C++ Logo

sg16

Advanced search

Re: Agenda for the 2023-04-12 SG16 telecon​

From: Tom Honermann <tom_at_[hidden]>
Date: Tue, 11 Apr 2023 15:49:21 -0400
This is your friendly reminder that this meeting is taking place tomorrow.

Tom.

On 4/7/23 3:01 PM, Tom Honermann via SG16 wrote:
>
> SG16 will hold a telecon on Wednesday, April 12th, at 19:30 UTC
> (timezone conversion
> <https://www.timeanddate.com/worldclock/converter.html?iso=20230412T193000&p1=1440&p2=tz_pt&p3=tz_mt&p4=tz_ct&p5=tz_et&p6=tz_cest>).
>
> *For those in central Europe, please note that daylight savings time
> began since we last met, so this telecon will begin one hour later
> relative to the last telecon.*
>
> The agenda follows.
>
> * P2728R0 <https://wg21.link/p2728r0>: Unicode in the Library, Part
> 1: UTF Transcoding
> o Continue discussion.
>
> Discussion during the 2023-03-22 SG16 telecon
> <https://github.com/sg16-unicode/sg16-meetings#march-22nd-2023>
> included the following topics:
>
> * Use of CTAD vs use of factory functions.
> * View adapters that place constraints on the underlying range but
> don't otherwise apply any adaptation (e.g., as_uf8()).
> * Lack of error handling policies for the transcoding algorithms.
> * Lack of convenient interfaces for handling code unit sequences
> that straddle a buffer boundary (due to network provided or
> segmented data).
> * Whether or how to expose the transcoding iterator type unpacking
> functionality.
> * Use of char32_t vs other types for holding Unicode code point values.
> * Whether and how to optimize the design for types historically used
> for character data vs the charN_t types.
> * The lack of standard library support for charN_t types and the
> impact to charN_t adoption.
> * Designing for composability through the use of elementary building
> blocks.
> * The possibility of removing the front, back, and insert iterators
> in favor of an iterator adapter.
> * The possibility of removing the full set of UTF converting iterators.
> * The need for first class support of UTF-8 data in char-based
> storage, possibly contingent on the choice of literal encoding.
> * Locale considerations and Python's move to C.UTF-8 as its default
> locale.
>
> Note that many of these topics are more LEWG concerns than they are
> SG16 concerns.

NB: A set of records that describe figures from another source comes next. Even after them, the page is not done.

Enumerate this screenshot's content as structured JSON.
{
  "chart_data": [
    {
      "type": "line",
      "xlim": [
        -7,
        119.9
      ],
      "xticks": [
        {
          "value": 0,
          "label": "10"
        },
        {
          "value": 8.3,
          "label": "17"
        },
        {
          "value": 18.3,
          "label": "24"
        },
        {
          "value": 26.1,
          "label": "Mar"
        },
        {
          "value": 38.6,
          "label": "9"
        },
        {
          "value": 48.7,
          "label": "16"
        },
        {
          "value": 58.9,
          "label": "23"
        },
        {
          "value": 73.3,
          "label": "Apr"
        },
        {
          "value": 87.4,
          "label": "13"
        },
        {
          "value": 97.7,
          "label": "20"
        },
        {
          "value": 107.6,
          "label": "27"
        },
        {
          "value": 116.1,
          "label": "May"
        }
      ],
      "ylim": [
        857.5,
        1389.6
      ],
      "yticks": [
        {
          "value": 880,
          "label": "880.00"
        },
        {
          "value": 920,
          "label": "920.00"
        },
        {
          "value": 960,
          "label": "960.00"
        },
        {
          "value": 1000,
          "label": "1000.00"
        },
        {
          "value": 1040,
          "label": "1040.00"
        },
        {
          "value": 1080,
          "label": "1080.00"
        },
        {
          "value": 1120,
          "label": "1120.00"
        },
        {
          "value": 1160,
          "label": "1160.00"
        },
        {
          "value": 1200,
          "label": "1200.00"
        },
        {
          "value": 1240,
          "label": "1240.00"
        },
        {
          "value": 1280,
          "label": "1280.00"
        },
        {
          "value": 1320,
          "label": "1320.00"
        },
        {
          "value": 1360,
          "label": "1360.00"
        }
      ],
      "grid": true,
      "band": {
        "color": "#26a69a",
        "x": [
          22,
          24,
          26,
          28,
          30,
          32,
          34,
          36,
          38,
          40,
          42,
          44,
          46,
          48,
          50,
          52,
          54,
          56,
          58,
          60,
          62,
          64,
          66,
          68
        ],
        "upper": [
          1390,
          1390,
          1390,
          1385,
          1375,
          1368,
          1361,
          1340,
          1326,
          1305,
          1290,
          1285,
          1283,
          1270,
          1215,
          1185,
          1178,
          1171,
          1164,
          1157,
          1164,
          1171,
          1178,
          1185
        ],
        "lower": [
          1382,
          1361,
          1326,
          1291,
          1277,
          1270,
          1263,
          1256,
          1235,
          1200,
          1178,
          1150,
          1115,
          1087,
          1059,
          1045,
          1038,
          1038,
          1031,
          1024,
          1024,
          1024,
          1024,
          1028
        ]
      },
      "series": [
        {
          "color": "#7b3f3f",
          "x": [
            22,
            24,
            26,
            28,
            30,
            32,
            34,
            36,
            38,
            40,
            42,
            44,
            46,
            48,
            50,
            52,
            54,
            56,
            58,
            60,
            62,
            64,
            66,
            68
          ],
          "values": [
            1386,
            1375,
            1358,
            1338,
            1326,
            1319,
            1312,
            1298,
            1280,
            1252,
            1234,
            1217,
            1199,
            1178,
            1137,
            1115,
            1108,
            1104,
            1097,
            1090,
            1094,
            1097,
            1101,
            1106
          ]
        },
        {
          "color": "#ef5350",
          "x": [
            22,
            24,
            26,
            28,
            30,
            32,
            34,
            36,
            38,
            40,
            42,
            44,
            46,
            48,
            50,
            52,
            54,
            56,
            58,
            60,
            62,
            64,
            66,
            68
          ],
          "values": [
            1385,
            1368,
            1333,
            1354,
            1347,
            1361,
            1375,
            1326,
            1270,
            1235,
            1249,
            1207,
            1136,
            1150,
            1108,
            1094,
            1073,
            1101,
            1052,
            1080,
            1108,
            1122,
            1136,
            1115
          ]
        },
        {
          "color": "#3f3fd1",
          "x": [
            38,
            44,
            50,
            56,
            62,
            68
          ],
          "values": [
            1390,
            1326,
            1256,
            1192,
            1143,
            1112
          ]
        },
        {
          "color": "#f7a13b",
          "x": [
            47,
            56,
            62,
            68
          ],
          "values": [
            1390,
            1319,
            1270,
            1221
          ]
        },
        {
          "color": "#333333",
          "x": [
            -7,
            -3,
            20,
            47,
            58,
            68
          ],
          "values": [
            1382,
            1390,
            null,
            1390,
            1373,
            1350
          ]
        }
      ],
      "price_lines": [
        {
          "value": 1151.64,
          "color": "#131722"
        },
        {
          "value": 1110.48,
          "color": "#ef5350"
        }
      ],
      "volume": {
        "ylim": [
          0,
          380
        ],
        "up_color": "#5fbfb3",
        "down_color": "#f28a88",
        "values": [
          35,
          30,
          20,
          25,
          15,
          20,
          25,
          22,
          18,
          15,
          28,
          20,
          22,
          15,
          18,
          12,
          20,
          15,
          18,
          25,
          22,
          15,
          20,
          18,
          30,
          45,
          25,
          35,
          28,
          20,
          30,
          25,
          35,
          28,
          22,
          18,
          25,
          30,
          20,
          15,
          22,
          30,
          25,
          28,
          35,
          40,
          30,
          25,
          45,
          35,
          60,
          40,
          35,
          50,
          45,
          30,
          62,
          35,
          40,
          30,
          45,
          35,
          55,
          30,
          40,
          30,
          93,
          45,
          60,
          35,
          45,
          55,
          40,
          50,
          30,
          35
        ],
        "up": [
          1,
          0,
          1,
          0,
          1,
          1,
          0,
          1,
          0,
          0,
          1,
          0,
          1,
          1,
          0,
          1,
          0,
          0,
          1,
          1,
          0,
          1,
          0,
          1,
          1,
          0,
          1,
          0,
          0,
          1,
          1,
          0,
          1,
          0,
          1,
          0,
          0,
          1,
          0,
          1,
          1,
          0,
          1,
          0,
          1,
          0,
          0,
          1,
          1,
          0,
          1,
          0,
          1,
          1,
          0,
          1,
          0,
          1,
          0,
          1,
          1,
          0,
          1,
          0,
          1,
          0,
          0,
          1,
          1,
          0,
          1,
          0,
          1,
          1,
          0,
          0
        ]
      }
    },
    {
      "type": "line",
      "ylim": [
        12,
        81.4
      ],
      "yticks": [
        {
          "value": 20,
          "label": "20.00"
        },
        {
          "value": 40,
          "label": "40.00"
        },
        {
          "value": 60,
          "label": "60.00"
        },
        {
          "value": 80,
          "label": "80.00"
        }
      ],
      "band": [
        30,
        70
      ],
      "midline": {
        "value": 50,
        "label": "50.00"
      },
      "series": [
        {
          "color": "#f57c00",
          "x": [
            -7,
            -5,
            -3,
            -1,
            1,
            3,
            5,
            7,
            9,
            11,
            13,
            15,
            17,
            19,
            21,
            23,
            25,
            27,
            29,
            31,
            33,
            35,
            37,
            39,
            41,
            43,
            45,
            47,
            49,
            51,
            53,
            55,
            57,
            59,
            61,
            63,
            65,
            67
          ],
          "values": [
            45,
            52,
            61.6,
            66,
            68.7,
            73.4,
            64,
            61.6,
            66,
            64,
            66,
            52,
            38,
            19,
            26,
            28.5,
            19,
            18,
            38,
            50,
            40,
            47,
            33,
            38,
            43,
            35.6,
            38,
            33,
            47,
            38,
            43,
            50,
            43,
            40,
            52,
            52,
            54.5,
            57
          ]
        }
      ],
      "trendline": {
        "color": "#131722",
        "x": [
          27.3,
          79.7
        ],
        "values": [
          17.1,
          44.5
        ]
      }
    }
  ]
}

I think that is ok; the designs we forward should be
> guided by our expectations of what LEWG will find agreeable.
>
> My impression of current consensus based on recent discussion is that
> we wish to be forward looking and focus on support for charN_t types
> with support for other types provided by wrappers, adapters, casts,
> etc... I'd like to poll this.
>
> With regard to segmented data and handling of partial code unit
> sequences at the end of a segment, there are at least two concerns; 1)
> how to transition the boundary without treating the partial sequence
> as an error, and 2) how to handle the transition efficiently. Network
> buffers or data structure segments may provide contiguous data that
> can be processed optimally, but such optimizations cannot be applied
> to the entire sequence due to the segmentation. JeanHeyd's work in
> WG14 N3095 (Restartable and Non-Restartable Functions for Efficient
> Character Conversions)
> <https://www.open-std.org/jtc1/sc22/wg14/www/docs/n3095.htm> enables
> such data to be optimally processed by storing partial sequences in
> mbstate_t instances and allowing for continuation with another buffer;
> these are not iterator-based interfaces. The interfaces proposed in
> P2728R0 <https://wg21.link/p2728r0> cannot support such optimizations;
> at least not until support for segmented data concepts is added to the
> ranges library to allow for the identification of contiguous segments
> (we could recognize range-of-ranges designs, but not range designs
> where segmentation is an internal iterator detail). I'd like to
> discuss whether we are comfortable with these limitations or whether
> we would prefer to wait for a partially-contiguous range specification
> so that maximally performant functionality can be provided in a
> range-based interface.
>
> I'd like to spend time discussing the viability of transcoding output
> iterators like utf_8_to_32_out_iterator and utf_16_to_32_out_iterator.
> The issue is that writing a partial code unit sequence to them doesn't
> produce an output, so it isn't clear what happens if no further input
> is ever provided. Is the partial sequence silently lost? Does the
> iterator's destructor throw an exception or otherwise signal an error?
>
> Candidate polls:
>
> 1. UTF transcoding interfaces provided by the C++ standard library
> should operate on charN_t types with support for other types
> provided by adapters.
> 2. The association of a UTF-8 encoding with a sequence of char must
> be explicit in the source code unless the literal encoding is UTF-8.
> 3. The association of a UTF-16 or UTF-32 encoding with a sequence of
> wchar_t must be explicit in the source code unless the wide
> literal encoding is UTF-16 or UTF-32.
> 4. char32_t should be used as the Unicode code point type within the
> C++ standard library.
> 5. Low level transcoding facilities (WG14 N3095
> <https://www.open-std.org/jtc1/sc22/wg14/www/docs/n3095.htm>)
> suffice for high speed handling of segmented data structures with
> contiguous segments; high level facilities can rely on iterators
> to abstract such structures.
> 6. /M/x/N/ conversions where /M/ is larger than /N/ (e.g., UTF-8 ->
> UTF-32) shall be performed by view/iterator input adapters, not by
> output adapters.
>
> Tom.
>
>

Received on 2023-04-11 19:49:23